The group looked at each other before all eyes turned to the entrance of the underground burrow where they lived. It was a network of tunnels with a few centralized areas of common-use – dining room, living room, and the like.
They hadn’t noticed it because they were all goofing off, but with the silence, they could hear the ethereal, yet amateurish sounds of a wind instrument from the general direction of the burrow.
“Every boy for themselves except Andy and Syril?”

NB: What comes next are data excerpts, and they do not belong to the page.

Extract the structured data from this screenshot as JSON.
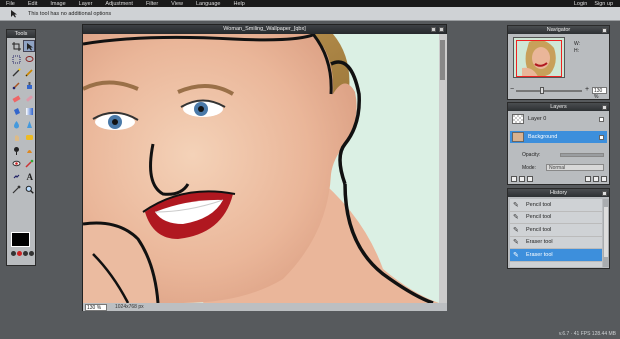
{
  "menu": {
    "items": [
      "File",
      "Edit",
      "Image",
      "Layer",
      "Adjustment",
      "Filter",
      "View",
      "Language",
      "Help"
    ],
    "login": "Login",
    "signup": "Sign up"
  },
  "options": {
    "message": "This tool has no additional options",
    "tool_icon": "move-arrow-icon"
  },
  "tools": {
    "title": "Tools",
    "buttons": [
      "crop-icon",
      "move-icon",
      "marquee-icon",
      "lasso-icon",
      "wand-icon",
      "pencil-icon",
      "brush-icon",
      "clone-icon",
      "eraser-icon",
      "spot-heal-icon",
      "bucket-icon",
      "gradient-icon",
      "blur-icon",
      "sharpen-icon",
      "smudge-icon",
      "sponge-icon",
      "dodge-icon",
      "burn-icon",
      "red-eye-icon",
      "color-replace-icon",
      "drawing-icon",
      "text-icon",
      "picker-icon",
      "zoom-icon"
    ],
    "foreground_color": "#000000"
  },
  "image_window": {
    "title": "Woman_Smiling_Wallpaper_[qbx]",
    "zoom": "130",
    "zoom_unit": "%",
    "dimensions": "1024x768 px"
  },
  "navigator": {
    "title": "Navigator",
    "w_label": "W:",
    "h_label": "H:",
    "zoom": "130",
    "zoom_unit": "%"
  },
  "layers": {
    "title": "Layers",
    "items": [
      {
        "name": "Layer 0",
        "selected": false
      },
      {
        "name": "Background",
        "selected": true
      }
    ],
    "opacity_label": "Opacity:",
    "mode_label": "Mode:",
    "mode_value": "Normal"
  },
  "history": {
    "title": "History",
    "items": [
      {
        "label": "Pencil tool",
        "selected": false
      },
      {
        "label": "Pencil tool",
        "selected": false
      },
      {
        "label": "Pencil tool",
        "selected": false
      },
      {
        "label": "Eraser tool",
        "selected": false
      },
      {
        "label": "Eraser tool",
        "selected": true
      }
    ]
  },
  "version": "v.6.7 · 41 FPS 128.44 MB",
  "colors": {
    "selection_blue": "#3d8fdc",
    "panel_gray": "#b9bcbf",
    "menubar": "#1a1a1a"
  }
}
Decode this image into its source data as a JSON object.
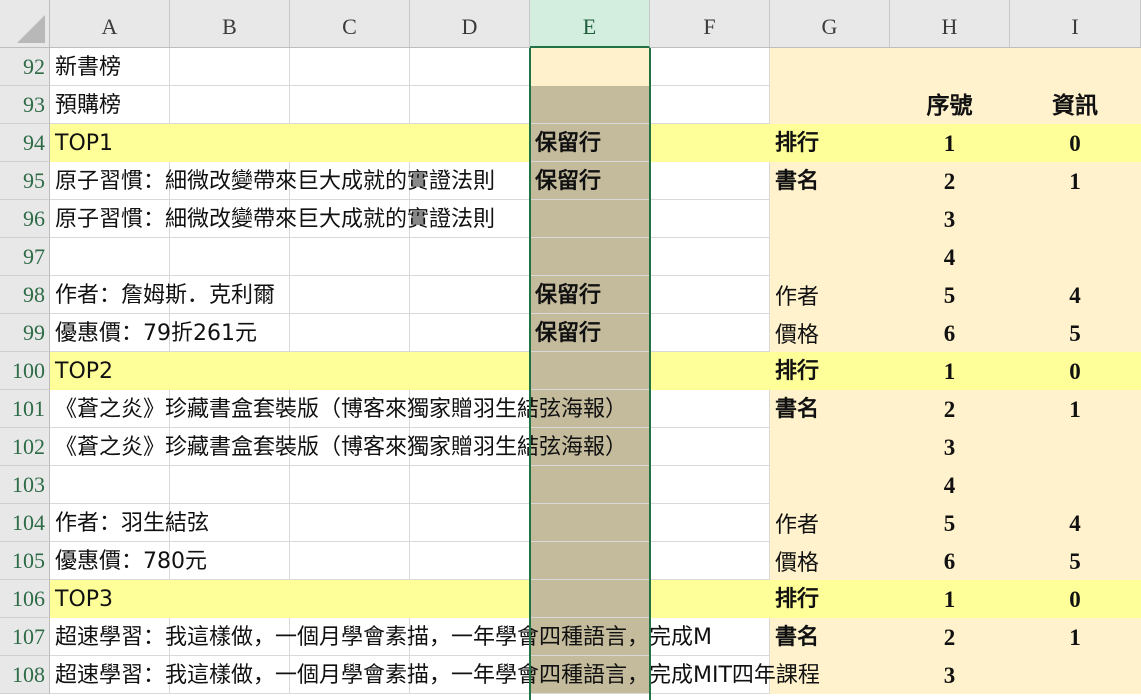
{
  "columns": [
    "A",
    "B",
    "C",
    "D",
    "E",
    "F",
    "G",
    "H",
    "I"
  ],
  "selected_column": "E",
  "rows": [
    {
      "num": "92",
      "a": "新書榜",
      "e": "",
      "g": "",
      "h": "",
      "i": ""
    },
    {
      "num": "93",
      "a": "預購榜",
      "e": "",
      "g": "",
      "h": "序號",
      "i": "資訊"
    },
    {
      "num": "94",
      "a": "TOP1",
      "e": "保留行",
      "g": "排行",
      "h": "1",
      "i": "0"
    },
    {
      "num": "95",
      "a": "原子習慣：細微改變帶來巨大成就的實證法則",
      "e": "保留行",
      "g": "書名",
      "h": "2",
      "i": "1"
    },
    {
      "num": "96",
      "a": "原子習慣：細微改變帶來巨大成就的實證法則",
      "e": "",
      "g": "",
      "h": "3",
      "i": ""
    },
    {
      "num": "97",
      "a": "",
      "e": "",
      "g": "",
      "h": "4",
      "i": ""
    },
    {
      "num": "98",
      "a": "作者：詹姆斯．克利爾",
      "e": "保留行",
      "g": "作者",
      "h": "5",
      "i": "4"
    },
    {
      "num": "99",
      "a": "優惠價：79折261元",
      "e": "保留行",
      "g": "價格",
      "h": "6",
      "i": "5"
    },
    {
      "num": "100",
      "a": "TOP2",
      "e": "",
      "g": "排行",
      "h": "1",
      "i": "0"
    },
    {
      "num": "101",
      "a": "《蒼之炎》珍藏書盒套裝版（博客來獨家贈羽生結弦海報）",
      "e": "",
      "g": "書名",
      "h": "2",
      "i": "1"
    },
    {
      "num": "102",
      "a": "《蒼之炎》珍藏書盒套裝版（博客來獨家贈羽生結弦海報）",
      "e": "",
      "g": "",
      "h": "3",
      "i": ""
    },
    {
      "num": "103",
      "a": "",
      "e": "",
      "g": "",
      "h": "4",
      "i": ""
    },
    {
      "num": "104",
      "a": "作者：羽生結弦",
      "e": "",
      "g": "作者",
      "h": "5",
      "i": "4"
    },
    {
      "num": "105",
      "a": "優惠價：780元",
      "e": "",
      "g": "價格",
      "h": "6",
      "i": "5"
    },
    {
      "num": "106",
      "a": "TOP3",
      "e": "",
      "g": "排行",
      "h": "1",
      "i": "0"
    },
    {
      "num": "107",
      "a": "超速學習：我這樣做，一個月學會素描，一年學會四種語言，完成M",
      "e": "",
      "g": "書名",
      "h": "2",
      "i": "1"
    },
    {
      "num": "108",
      "a": "超速學習：我這樣做，一個月學會素描，一年學會四種語言，完成MIT四年課程",
      "e": "",
      "g": "",
      "h": "3",
      "i": ""
    }
  ]
}
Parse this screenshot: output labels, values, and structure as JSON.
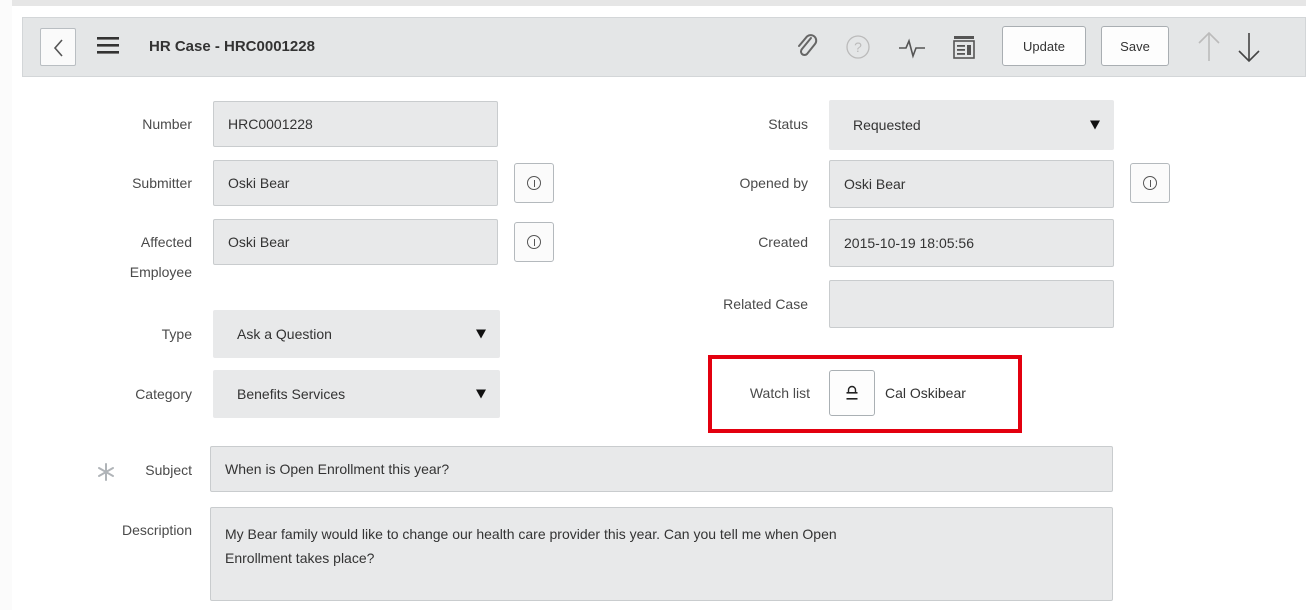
{
  "header": {
    "title": "HR Case - HRC0001228",
    "update_label": "Update",
    "save_label": "Save"
  },
  "form": {
    "number": {
      "label": "Number",
      "value": "HRC0001228"
    },
    "submitter": {
      "label": "Submitter",
      "value": "Oski Bear"
    },
    "affected_employee": {
      "label_line1": "Affected",
      "label_line2": "Employee",
      "value": "Oski Bear"
    },
    "type": {
      "label": "Type",
      "value": "Ask a Question"
    },
    "category": {
      "label": "Category",
      "value": "Benefits Services"
    },
    "status": {
      "label": "Status",
      "value": "Requested"
    },
    "opened_by": {
      "label": "Opened by",
      "value": "Oski Bear"
    },
    "created": {
      "label": "Created",
      "value": "2015-10-19 18:05:56"
    },
    "related_case": {
      "label": "Related Case",
      "value": ""
    },
    "watch_list": {
      "label": "Watch list",
      "value": "Cal Oskibear"
    },
    "subject": {
      "label": "Subject",
      "value": "When is Open Enrollment this year?"
    },
    "description": {
      "label": "Description",
      "line1": "My Bear family would like to change our health care provider this year.  Can you tell me when Open",
      "line2": "Enrollment takes place?"
    }
  },
  "icons": [
    "back-icon",
    "menu-icon",
    "paperclip-icon",
    "help-icon",
    "activity-icon",
    "context-menu-icon",
    "info-icon",
    "lock-icon",
    "arrow-up-icon",
    "arrow-down-icon",
    "required-asterisk-icon"
  ],
  "colors": {
    "highlight": "#e3000f",
    "header_bg": "#e4e6e7",
    "field_bg": "#e8e9ea"
  }
}
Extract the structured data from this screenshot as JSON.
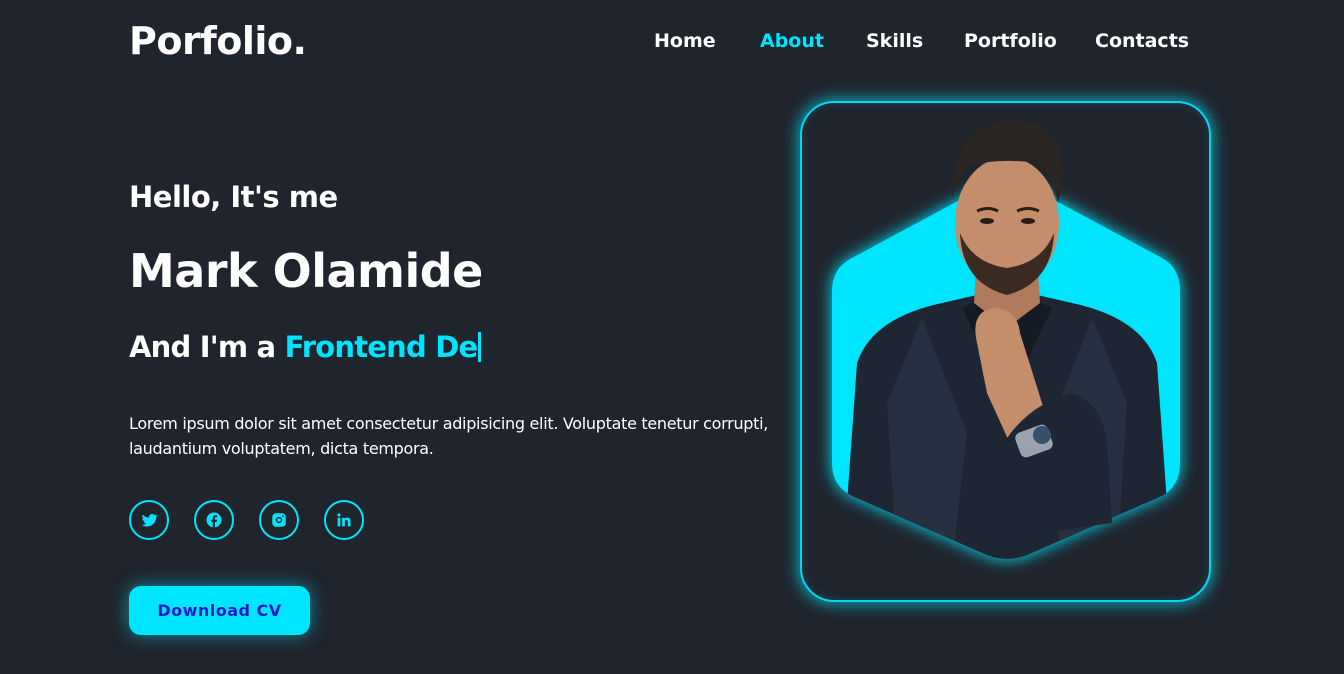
{
  "header": {
    "logo": "Porfolio.",
    "nav": [
      {
        "label": "Home",
        "active": false
      },
      {
        "label": "About",
        "active": true
      },
      {
        "label": "Skills",
        "active": false
      },
      {
        "label": "Portfolio",
        "active": false
      },
      {
        "label": "Contacts",
        "active": false
      }
    ]
  },
  "hero": {
    "greeting": "Hello, It's me",
    "name": "Mark Olamide",
    "role_prefix": "And I'm a ",
    "role_typed": "Frontend De",
    "description": "Lorem ipsum dolor sit amet consectetur adipisicing elit. Voluptate tenetur corrupti, laudantium voluptatem, dicta tempora.",
    "socials": [
      {
        "icon": "twitter-icon"
      },
      {
        "icon": "facebook-icon"
      },
      {
        "icon": "instagram-icon"
      },
      {
        "icon": "linkedin-icon"
      }
    ],
    "button_label": "Download CV"
  },
  "image": {
    "subject": "portrait-photo"
  },
  "colors": {
    "background": "#1f242d",
    "accent": "#00e5ff",
    "text": "#ffffff",
    "button_text": "#1a1acc"
  }
}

They all made their way into the water. Tol fought to block Blaze. The twins, who weren’t twins at all, patrolled the basket, and odd Koala out wandered in a few minutes after the fact.
Life in the secluded desert was good. And fun.
Because it was just them and nobody else.
There were some issues with the dessert, mostly because of that key word secluded – and the boys were about to find out real fast what exactly what all entailed.
In Australia, in the remoteness of all points nowhere, there is a little limitation on supplies. They made due with what they had. Trips to the city, or any local establishment, were usually conducted by their fathers’, leaving them all alone. They got along quite well though, usually entertaining themselves with this or that or that other thing. Of course, because the family had such a close unity and predilection to all things involving a ball – soccer, basketball, rugby, somethings even volleyball, it meant that the primary supply the kids were most invested in were balls.
When they beat up, destroyed, lost, or otherwise mishandled balls, the fathers’ would put it into their normal supply run.
This all worked out well for the majority of their lives until today.
The wooden floating basketball hoop was a great idea, genius, especially because it was specifically made to encourage the children to learn how to swim and thus give their father, a biologically inclined swimmer, to feel proud of their children.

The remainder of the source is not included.